- Conference: Southeastern Conference
- Record: 3–21 (1–13 SEC)
- Head coach: Harbin Lawson (5th season);
- Captain: Horace Knight
- Home arena: Woodruff Hall

= 1955–56 Georgia Bulldogs basketball team =

American college basketball season

The 1955–56 Georgia Bulldogs basketball team represented the University of Georgia as a member of the Southeastern Conference (SEC) during the 1955–56 NCAA men's basketball season.
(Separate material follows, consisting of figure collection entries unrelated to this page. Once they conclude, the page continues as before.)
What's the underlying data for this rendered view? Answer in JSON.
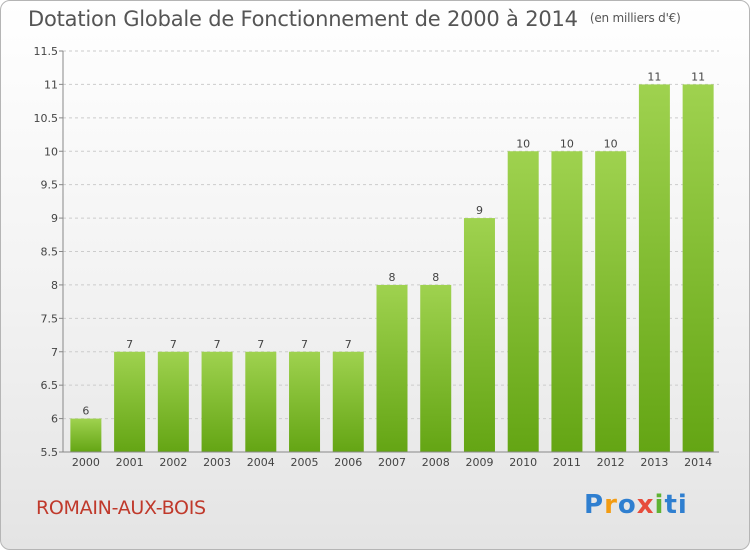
{
  "header": {
    "title": "Dotation Globale de Fonctionnement de 2000 à 2014",
    "unit": "(en milliers d'€)"
  },
  "footer": {
    "commune": "ROMAIN-AUX-BOIS",
    "logo": [
      "P",
      "r",
      "o",
      "x",
      "i",
      "t",
      "i"
    ]
  },
  "chart_data": {
    "type": "bar",
    "title": "Dotation Globale de Fonctionnement de 2000 à 2014",
    "subtitle": "(en milliers d'€)",
    "xlabel": "",
    "ylabel": "",
    "categories": [
      "2000",
      "2001",
      "2002",
      "2003",
      "2004",
      "2005",
      "2006",
      "2007",
      "2008",
      "2009",
      "2010",
      "2011",
      "2012",
      "2013",
      "2014"
    ],
    "values": [
      6,
      7,
      7,
      7,
      7,
      7,
      7,
      8,
      8,
      9,
      10,
      10,
      10,
      11,
      11
    ],
    "data_labels": [
      "6",
      "7",
      "7",
      "7",
      "7",
      "7",
      "7",
      "8",
      "8",
      "9",
      "10",
      "10",
      "10",
      "11",
      "11"
    ],
    "ylim": [
      5.5,
      11.5
    ],
    "yticks": [
      5.5,
      6,
      6.5,
      7,
      7.5,
      8,
      8.5,
      9,
      9.5,
      10,
      10.5,
      11,
      11.5
    ],
    "ytick_labels": [
      "5.5",
      "6",
      "6.5",
      "7",
      "7.5",
      "8",
      "8.5",
      "9",
      "9.5",
      "10",
      "10.5",
      "11",
      "11.5"
    ],
    "grid": true,
    "legend": "none",
    "colors": {
      "bar_top": "#9fd24f",
      "bar_bottom": "#64a514",
      "grid": "#cccccc"
    }
  }
}
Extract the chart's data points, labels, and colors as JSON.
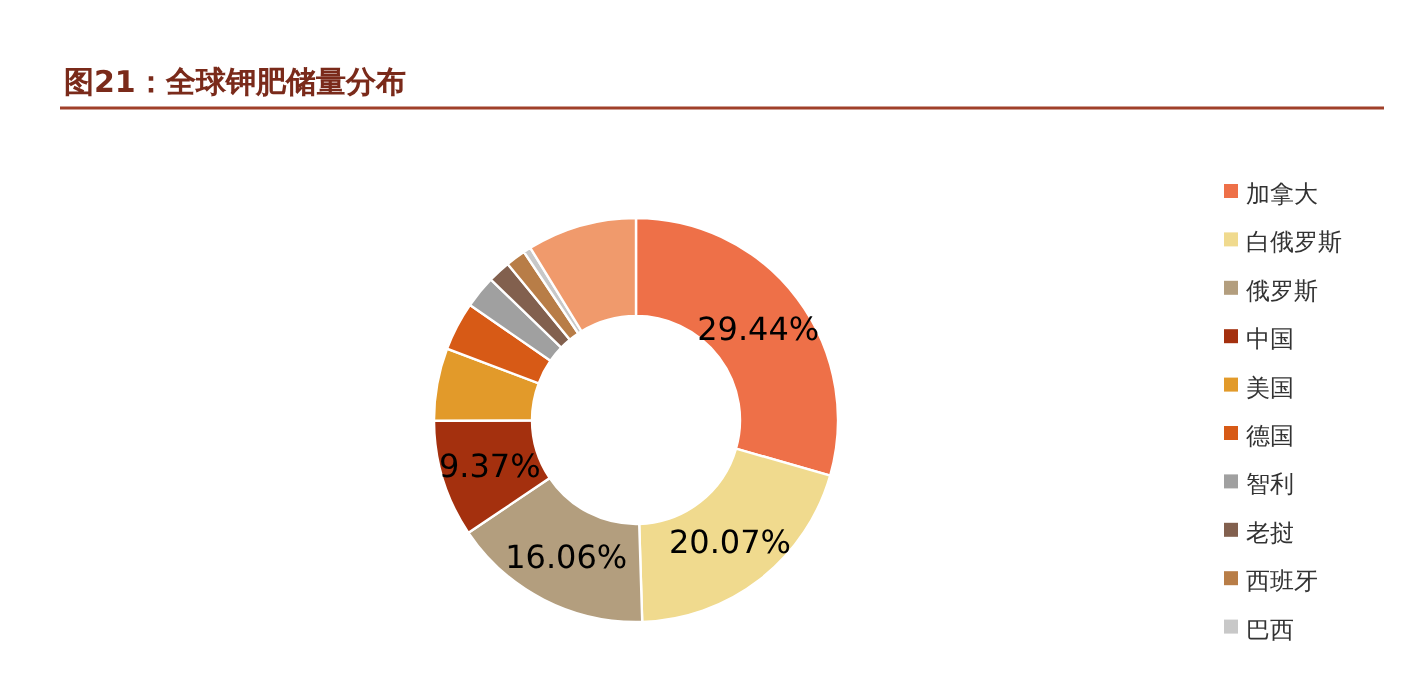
{
  "chart_data": {
    "type": "donut",
    "title": "图21：全球钾肥储量分布",
    "categories": [
      "加拿大",
      "白俄罗斯",
      "俄罗斯",
      "中国",
      "美国",
      "德国",
      "智利",
      "老挝",
      "西班牙",
      "巴西",
      null
    ],
    "values": [
      29.44,
      20.07,
      16.06,
      9.37,
      5.8,
      3.9,
      2.6,
      1.8,
      1.6,
      0.6,
      8.76
    ],
    "value_labels": [
      "29.44%",
      "20.07%",
      "16.06%",
      "9.37%",
      null,
      null,
      null,
      null,
      null,
      null,
      null
    ],
    "colors": [
      "#ee7048",
      "#f0da8e",
      "#b39e7e",
      "#a4300e",
      "#e29a2a",
      "#d75a16",
      "#a0a0a0",
      "#82604e",
      "#b87d47",
      "#c8c8c8",
      "#f09a6c"
    ],
    "legend": "right"
  }
}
Led by fifth-year head coach Harbin Lawson, the Bulldogs compiled an overall record of 3–21 with a mark of 1–13 conference play, placing last out of 12 teams in the SEC. The team captain was Horace Knight.

==Schedule==

| Date time, TV | Opponent | Result | Record | Site city, state |
| 12/1/1955 | at Tennessee | L 67-86 | 0–1 |  |
| 12/7/1955 | at Mercer | W 75-72 | 1–1 |  |
| 12/17/1955 | at Georgia Tech | L 62-75 | 1–2 |  |
| 12/19/1955 | at Vanderbilt | L 61-85 | 1–3 |  |
| 12/28/1955 | South Carolina | L 68-85 | 1–4 | Athens, GA |
| 12/29/1955 | LSU | L 86-91 | 1–5 | Athens, GA |
| 1/5/1956 | at Tulane | L 77-96 | 1–6 |  |
| 1/7/1956 | at LSU | L 56-72 | 1–7 |  |
| 1/11/1956 | Tennessee | L 59-62 | 1–8 | Athens, GA |
| 1/13/1956 | Florida State | L 76-79 | 1–9 | Athens, GA |
| 1/21/1956 | Auburn | L 59-60 | 1–10 | Athens, GA |
| 1/28/1956 | Alabama | L 75-99 | 1–11 | Athens, GA |
| 1/30/1956 | Florida | W 93-73 | 2–11 | Athens, GA |
| 2/4/1956 | Vanderbilt | L 56-69 | 2–12 | Athens, GA |
| 2/8/1956 | at Mercer | W 91-79 | 3–12 |  |
| 2/11/1956 | at Alabama | L 69-94 | 3–13 |  |
| 2/13/1956 | Georgia Tech | L 68-72 | 3–14 | Athens, GA |
| 2/16/1956 | at Auburn | L 80-96 | 3–15 |  |
| 2/18/1956 | at Mississippi | L 65-105 | 3–16 |  |
| 2/20/1956 | at Miss. State | L 71-83 | 3–17 |  |
| 2/25/1956 | Georgia Tech | L 72-81 | 3–18 | Athens, GA |
| 2/27/1956 | Kentucky | L 66-143 | 3–19 | Athens, GA |
| 3/3/1956 | at Florida | L 69-82 | 3–20 |  |
| 3/5/1956 | at Florida State | L 75-80 | 3–21 |  |
*Non-conference game. (#) Tournament seedings in parentheses.